Son surnom Ti-Poil pourrait être interprété par certains comme un manque de respect envers l’homme peu imposant physiquement, fumeur invétéré et gros buveur qu’il était, mais on peut également le comprendre comme définissant un gars facile d’approche, sans prétention et près des gens.

Poussé vers l’action et voulant changer les choses, René Lévesque représentait l’antiestablishment et il était loin de donner l’impression d’être en politique pour lui-même et se faire les poches. Si Pierre Elliott Trudeau avait l’air d’un dandy avec sa rose à la boutonnière, en comparaison, René Lévesque semblait plutôt habillé comme la chienne à Jacques et se souciait bien peu de son apparence. Il n’était pas en politique pour se servir, mais pour servir. C’était l’homme d’une cause : la souveraineté du Québec, et peu importe que l’on soit d’accord avec ses opinions politiques ou non, personne n’a jamais remis en question son intégrité et le fait qu’il était un homme de conviction. Ayant grandi à New Carlisle, en Gaspésie, une petite ville à la fois francophone et anglophone, il a toujours fait preuve de respect pour la minorité anglophone au Québec.

De nombreuses réalisations

Quand vient le temps pour les Québécois de se rappeler les principales réalisations de René Lévesque, on retient notamment la Charte de la langue française, la nationalisation de l’électricité et la création d’Hydro-Québec, la fondation du Parti québécois, la création du ministère de l’Environnement et la réglementation portant sur l’assurance automobile, le financement des partis politiques, la protection de la jeunesse, les droits ancestraux des Premières Nations, la protection des terres agricoles et la protection du consommateur.

On ne retient pas seulement ce qu’il a fait, mais ce qu’il était. Grand communicateur, il n’avait pas la langue de bois. Charismatique, il était facile d’accès et semblait plus à l’aise devant une foule qu’en privé. Il se reconnaissait dans les Québécois, et ces derniers le lui rendaient bien. Les Québécois francophones partaient de très loin lorsque René Lévesque est devenu premier ministre de la Belle Province en 1976. Il en a fait un peuple fier. Il en a fait quelque chose comme un grand peuple.

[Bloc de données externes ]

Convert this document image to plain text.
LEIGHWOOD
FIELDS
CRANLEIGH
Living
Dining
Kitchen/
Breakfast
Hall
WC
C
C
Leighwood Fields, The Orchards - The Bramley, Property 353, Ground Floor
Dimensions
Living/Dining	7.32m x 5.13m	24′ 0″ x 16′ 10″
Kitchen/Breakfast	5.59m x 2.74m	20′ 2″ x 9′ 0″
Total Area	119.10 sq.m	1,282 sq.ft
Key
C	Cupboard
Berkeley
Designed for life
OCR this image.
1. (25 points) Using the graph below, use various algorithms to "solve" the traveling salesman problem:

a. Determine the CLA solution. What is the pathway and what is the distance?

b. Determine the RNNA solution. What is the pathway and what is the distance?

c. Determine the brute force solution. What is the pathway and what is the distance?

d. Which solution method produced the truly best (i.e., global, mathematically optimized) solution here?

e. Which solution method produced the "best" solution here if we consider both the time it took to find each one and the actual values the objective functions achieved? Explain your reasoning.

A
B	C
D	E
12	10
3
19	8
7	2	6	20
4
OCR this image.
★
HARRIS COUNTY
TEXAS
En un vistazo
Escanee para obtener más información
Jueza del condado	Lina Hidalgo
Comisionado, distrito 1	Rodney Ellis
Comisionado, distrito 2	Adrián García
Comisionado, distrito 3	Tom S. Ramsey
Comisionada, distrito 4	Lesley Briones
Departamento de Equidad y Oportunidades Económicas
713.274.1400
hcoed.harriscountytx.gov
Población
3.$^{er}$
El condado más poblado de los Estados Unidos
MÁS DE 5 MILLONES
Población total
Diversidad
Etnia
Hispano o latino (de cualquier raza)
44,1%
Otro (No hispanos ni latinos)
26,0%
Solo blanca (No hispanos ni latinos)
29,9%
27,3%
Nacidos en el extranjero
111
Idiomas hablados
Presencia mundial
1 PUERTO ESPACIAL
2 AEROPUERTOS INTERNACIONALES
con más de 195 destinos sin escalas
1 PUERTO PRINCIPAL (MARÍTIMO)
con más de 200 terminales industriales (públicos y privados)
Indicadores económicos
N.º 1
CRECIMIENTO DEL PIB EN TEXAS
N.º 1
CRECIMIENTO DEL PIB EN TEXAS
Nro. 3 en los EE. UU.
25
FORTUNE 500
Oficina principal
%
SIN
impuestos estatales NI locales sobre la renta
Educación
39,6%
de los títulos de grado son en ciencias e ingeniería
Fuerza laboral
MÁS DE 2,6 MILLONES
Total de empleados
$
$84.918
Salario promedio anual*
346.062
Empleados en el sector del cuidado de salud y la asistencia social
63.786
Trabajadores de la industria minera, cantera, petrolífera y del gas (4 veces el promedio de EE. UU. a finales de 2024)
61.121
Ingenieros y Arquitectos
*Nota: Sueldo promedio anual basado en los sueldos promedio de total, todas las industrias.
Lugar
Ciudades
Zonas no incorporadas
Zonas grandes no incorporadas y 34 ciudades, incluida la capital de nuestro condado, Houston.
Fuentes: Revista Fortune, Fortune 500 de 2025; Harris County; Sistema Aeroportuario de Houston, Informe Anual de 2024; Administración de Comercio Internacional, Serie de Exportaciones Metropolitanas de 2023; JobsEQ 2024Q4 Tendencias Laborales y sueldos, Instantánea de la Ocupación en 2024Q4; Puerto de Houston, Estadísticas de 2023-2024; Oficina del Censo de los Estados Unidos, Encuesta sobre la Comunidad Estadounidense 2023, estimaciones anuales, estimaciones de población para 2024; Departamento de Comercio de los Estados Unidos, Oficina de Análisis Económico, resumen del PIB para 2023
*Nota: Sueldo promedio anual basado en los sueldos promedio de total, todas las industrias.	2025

Il nous a quittés le 1er novembre 1987, il y a 35 ans. On aurait pu se souvenir de lui pour ses échecs.

Mais malgré son rendez-vous manqué lors du référendum de 1980, il incarne, plus que tout autre leader de sa génération et ses successeurs dans la Vieille Capitale, l’âme québécoise.

Il est devenu, comme le père de la Turquie moderne, une sorte d’Atatürk québécois, celui auquel on se réfère comme un incontournable quand on veut se rattacher et s’identifier à l’histoire récente du Québec.

Sa statue à New Carlisle, la petite ville gaspésienne où il a grandi, rappelle celle de Carlos Gardel, le plus grand chanteur de tango de tous les temps que l’on peut voir dans un cimetière à Buenos Aires. Et on a le goût, comme le font les admirateurs de Carlos Gardel sur sa tombe, d’allumer une cigarette et de la mettre entre ses doigts, idée de faire comme s’il était toujours vivant.